Die meisten Eltern streben danach, glückliche Kinder zu erziehen, und glauben oft, dass Glück durch zahlreiche Aktivitäten, Erfolge und materielle Annehmlichkeiten erreicht wird. Doch Experten für Erziehung und psychische Gesundheit warnen, dass einige alltägliche Verhaltensweisen unbeabsichtigt das Gefühl der Kinder für Freude und psychische Stabilität untergraben können.
Nach Angaben von Fachleuten, die von der Website All Pro Dad zitiert werden, garantieren gute Absichten nicht immer positive Ergebnisse. Sie weisen auf drei grundlegende Praktiken hin, die zu den größten Faktoren zählen, die das Glück von Kindern langfristig „stehlen“.

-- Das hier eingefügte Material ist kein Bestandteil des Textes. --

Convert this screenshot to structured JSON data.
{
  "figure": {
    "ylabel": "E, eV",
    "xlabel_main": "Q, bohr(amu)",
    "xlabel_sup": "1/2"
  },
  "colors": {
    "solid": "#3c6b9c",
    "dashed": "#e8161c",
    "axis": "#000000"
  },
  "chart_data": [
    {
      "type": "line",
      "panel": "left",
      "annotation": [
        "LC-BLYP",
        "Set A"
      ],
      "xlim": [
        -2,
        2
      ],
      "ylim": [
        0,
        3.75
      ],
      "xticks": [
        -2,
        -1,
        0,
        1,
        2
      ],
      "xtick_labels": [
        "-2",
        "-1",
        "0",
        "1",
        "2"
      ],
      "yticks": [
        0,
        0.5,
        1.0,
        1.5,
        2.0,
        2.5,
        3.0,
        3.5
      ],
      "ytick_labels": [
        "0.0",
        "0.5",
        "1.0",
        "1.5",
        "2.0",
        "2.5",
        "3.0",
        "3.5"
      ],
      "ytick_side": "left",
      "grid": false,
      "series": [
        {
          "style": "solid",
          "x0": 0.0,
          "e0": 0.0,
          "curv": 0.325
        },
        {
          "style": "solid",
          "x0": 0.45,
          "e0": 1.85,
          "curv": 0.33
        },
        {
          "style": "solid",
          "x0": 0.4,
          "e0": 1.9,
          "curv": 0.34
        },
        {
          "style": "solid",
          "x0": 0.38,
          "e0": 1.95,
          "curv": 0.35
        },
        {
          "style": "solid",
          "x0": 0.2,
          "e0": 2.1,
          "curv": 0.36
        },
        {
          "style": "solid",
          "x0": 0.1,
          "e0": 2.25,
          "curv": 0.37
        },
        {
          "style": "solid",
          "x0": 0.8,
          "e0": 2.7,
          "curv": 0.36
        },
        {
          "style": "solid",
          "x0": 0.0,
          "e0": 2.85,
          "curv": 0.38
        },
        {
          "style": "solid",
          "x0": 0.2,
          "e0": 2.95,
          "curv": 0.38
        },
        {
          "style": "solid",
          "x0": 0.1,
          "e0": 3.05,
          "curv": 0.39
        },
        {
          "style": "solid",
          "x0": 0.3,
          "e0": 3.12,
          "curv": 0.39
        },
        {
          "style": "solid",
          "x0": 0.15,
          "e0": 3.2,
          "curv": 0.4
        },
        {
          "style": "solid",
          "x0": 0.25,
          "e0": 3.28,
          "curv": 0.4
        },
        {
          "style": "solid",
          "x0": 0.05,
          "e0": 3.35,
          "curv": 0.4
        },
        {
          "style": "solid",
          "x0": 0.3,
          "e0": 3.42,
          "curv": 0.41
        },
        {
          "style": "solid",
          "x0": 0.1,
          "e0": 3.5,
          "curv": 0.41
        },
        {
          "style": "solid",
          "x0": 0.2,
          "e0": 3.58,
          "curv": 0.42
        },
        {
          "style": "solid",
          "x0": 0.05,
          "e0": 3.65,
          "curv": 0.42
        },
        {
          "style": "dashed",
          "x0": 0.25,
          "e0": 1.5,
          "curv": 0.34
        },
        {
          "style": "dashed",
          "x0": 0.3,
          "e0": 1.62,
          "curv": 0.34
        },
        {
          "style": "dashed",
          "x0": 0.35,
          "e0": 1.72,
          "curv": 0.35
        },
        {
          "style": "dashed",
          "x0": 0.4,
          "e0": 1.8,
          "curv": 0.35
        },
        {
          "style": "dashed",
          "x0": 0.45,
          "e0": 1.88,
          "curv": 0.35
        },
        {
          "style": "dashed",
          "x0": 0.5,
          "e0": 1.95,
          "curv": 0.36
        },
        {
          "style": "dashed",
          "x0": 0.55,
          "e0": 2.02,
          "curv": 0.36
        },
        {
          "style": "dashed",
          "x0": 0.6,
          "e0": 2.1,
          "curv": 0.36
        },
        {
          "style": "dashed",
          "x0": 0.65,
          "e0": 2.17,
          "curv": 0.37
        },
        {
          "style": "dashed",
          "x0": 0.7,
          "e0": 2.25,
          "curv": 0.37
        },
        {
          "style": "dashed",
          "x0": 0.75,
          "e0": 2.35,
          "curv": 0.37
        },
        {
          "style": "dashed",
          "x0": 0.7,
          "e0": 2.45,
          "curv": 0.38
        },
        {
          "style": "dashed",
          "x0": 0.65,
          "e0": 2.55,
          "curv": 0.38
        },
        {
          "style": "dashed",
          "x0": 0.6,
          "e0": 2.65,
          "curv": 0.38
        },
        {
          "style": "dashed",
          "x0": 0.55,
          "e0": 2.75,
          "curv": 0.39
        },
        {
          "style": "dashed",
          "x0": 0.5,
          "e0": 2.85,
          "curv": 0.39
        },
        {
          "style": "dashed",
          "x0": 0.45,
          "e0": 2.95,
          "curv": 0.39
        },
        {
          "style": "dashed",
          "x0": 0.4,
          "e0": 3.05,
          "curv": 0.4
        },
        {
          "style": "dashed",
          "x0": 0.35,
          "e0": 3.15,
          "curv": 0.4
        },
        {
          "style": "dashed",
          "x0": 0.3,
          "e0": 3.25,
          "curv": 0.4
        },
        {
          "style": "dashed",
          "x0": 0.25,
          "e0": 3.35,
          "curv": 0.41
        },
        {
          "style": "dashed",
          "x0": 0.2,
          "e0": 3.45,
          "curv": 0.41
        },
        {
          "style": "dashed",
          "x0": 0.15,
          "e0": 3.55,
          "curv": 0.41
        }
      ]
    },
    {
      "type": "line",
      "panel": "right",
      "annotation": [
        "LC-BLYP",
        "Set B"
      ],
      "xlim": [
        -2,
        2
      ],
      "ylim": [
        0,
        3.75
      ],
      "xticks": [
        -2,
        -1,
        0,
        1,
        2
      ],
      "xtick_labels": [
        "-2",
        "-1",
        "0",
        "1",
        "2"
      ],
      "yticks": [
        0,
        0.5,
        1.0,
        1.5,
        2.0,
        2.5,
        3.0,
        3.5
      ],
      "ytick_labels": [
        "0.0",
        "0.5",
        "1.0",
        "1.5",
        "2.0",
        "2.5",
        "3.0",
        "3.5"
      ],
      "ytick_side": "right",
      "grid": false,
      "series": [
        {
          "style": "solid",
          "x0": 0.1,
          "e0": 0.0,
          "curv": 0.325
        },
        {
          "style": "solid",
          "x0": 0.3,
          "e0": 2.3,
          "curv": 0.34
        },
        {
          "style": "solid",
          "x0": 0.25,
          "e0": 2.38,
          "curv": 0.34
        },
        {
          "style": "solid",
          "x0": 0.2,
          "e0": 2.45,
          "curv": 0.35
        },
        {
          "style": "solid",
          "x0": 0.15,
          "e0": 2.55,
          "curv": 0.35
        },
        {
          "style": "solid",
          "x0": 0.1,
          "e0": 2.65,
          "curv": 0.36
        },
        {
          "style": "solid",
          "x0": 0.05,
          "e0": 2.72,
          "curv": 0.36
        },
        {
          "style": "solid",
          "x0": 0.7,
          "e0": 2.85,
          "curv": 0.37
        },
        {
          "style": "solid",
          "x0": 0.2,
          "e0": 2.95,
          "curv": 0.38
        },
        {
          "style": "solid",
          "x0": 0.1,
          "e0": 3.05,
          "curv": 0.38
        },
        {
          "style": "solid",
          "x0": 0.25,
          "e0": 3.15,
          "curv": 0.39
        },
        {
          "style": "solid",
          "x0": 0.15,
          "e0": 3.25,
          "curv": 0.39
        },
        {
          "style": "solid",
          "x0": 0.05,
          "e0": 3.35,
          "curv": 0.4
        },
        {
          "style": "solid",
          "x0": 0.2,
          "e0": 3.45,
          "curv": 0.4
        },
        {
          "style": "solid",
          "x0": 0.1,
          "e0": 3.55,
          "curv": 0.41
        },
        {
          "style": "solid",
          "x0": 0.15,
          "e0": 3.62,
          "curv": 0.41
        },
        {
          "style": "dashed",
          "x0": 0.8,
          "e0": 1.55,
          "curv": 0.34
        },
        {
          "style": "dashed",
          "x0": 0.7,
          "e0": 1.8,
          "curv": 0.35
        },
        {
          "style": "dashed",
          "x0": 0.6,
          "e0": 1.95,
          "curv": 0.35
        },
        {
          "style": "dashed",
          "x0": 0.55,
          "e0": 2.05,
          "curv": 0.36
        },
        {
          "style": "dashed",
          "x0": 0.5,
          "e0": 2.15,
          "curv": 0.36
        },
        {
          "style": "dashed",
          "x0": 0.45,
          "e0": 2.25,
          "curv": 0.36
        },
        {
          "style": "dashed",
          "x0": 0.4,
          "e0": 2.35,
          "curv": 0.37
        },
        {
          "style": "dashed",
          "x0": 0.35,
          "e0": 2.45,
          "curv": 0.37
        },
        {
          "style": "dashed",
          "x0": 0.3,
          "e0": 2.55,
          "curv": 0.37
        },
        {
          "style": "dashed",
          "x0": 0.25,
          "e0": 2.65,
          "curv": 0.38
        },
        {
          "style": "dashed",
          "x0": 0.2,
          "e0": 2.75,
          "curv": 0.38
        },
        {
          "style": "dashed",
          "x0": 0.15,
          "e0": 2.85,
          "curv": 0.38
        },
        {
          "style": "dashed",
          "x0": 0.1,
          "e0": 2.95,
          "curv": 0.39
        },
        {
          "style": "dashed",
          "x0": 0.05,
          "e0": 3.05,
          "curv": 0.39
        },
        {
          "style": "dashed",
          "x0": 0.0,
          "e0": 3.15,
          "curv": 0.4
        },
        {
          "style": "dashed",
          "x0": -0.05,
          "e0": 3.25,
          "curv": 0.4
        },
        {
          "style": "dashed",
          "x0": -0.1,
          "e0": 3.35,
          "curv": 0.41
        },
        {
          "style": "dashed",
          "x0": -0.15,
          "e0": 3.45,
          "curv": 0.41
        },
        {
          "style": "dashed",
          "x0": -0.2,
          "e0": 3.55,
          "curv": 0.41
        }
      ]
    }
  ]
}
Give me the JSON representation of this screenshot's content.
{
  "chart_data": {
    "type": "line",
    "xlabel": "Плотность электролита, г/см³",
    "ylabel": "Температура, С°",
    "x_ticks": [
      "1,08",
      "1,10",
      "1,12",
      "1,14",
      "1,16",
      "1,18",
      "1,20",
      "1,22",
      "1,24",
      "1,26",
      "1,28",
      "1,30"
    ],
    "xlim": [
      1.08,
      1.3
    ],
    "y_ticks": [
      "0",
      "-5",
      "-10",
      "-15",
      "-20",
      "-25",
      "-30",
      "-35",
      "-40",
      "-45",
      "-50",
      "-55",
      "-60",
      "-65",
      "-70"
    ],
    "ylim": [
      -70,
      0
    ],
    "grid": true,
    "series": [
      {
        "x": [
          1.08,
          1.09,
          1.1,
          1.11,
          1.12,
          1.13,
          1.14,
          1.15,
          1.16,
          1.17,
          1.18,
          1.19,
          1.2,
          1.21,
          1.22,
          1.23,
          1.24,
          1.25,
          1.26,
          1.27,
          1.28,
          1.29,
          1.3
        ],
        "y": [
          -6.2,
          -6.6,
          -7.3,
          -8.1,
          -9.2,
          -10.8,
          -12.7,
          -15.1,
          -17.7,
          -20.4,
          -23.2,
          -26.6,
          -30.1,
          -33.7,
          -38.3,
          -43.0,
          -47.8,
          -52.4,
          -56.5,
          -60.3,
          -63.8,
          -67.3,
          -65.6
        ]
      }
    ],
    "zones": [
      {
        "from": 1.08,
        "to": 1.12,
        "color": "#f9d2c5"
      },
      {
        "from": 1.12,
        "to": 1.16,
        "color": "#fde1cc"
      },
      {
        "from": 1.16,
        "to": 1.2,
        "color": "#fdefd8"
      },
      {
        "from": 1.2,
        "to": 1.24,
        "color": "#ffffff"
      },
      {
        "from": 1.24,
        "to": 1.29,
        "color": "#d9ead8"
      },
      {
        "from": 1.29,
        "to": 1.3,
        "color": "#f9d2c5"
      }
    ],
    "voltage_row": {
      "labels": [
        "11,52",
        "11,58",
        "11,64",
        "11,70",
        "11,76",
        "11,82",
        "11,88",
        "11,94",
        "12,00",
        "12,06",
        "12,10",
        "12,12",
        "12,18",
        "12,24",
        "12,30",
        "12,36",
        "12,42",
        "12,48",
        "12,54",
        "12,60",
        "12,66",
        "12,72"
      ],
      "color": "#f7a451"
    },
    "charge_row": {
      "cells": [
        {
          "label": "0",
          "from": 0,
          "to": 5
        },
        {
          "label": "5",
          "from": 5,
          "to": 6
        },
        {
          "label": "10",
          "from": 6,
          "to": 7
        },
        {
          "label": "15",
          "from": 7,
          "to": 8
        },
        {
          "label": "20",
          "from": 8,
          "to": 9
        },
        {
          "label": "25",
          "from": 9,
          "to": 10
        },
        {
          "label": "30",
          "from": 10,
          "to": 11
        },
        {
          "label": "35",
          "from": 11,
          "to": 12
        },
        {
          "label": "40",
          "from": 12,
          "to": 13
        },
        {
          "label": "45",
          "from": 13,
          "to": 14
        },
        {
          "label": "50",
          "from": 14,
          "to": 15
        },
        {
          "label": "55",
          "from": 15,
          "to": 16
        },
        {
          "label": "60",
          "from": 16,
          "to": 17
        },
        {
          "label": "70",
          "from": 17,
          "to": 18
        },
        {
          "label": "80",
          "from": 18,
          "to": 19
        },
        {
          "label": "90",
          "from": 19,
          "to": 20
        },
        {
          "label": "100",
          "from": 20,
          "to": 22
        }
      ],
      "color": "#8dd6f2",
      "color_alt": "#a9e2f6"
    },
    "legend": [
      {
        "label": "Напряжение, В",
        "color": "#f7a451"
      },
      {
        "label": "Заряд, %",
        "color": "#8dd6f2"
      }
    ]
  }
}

Erstens: Ständige Beschäftigung… eine Illusion des Glücks
Familienpsychologen sind der Ansicht, dass es für Eltern praktisch erscheinen mag, Kinder ständig mit Aktivitäten oder Bildschirmen beschäftigt zu halten, doch in Wirklichkeit hinterlässt dies negative psychologische Auswirkungen.
Die Experten betonen, dass ein überfüllter Zeitplan eine Illusion des Glücks schafft, während er die qualitative Zeit verringert, die ein Kind benötigt, um eine sichere und stabile Beziehung zu seiner Familie aufzubauen.
Psychologische Studien zeigen, dass die Stärke familiärer Bindungen einer der wichtigsten Indikatoren für das Glück von Kindern ist und dass einfache tägliche Interaktionen, wie Gespräche und gemeinsames Spielen, in ihrer Wirkung die Vielzahl an externen Aktivitäten übertreffen.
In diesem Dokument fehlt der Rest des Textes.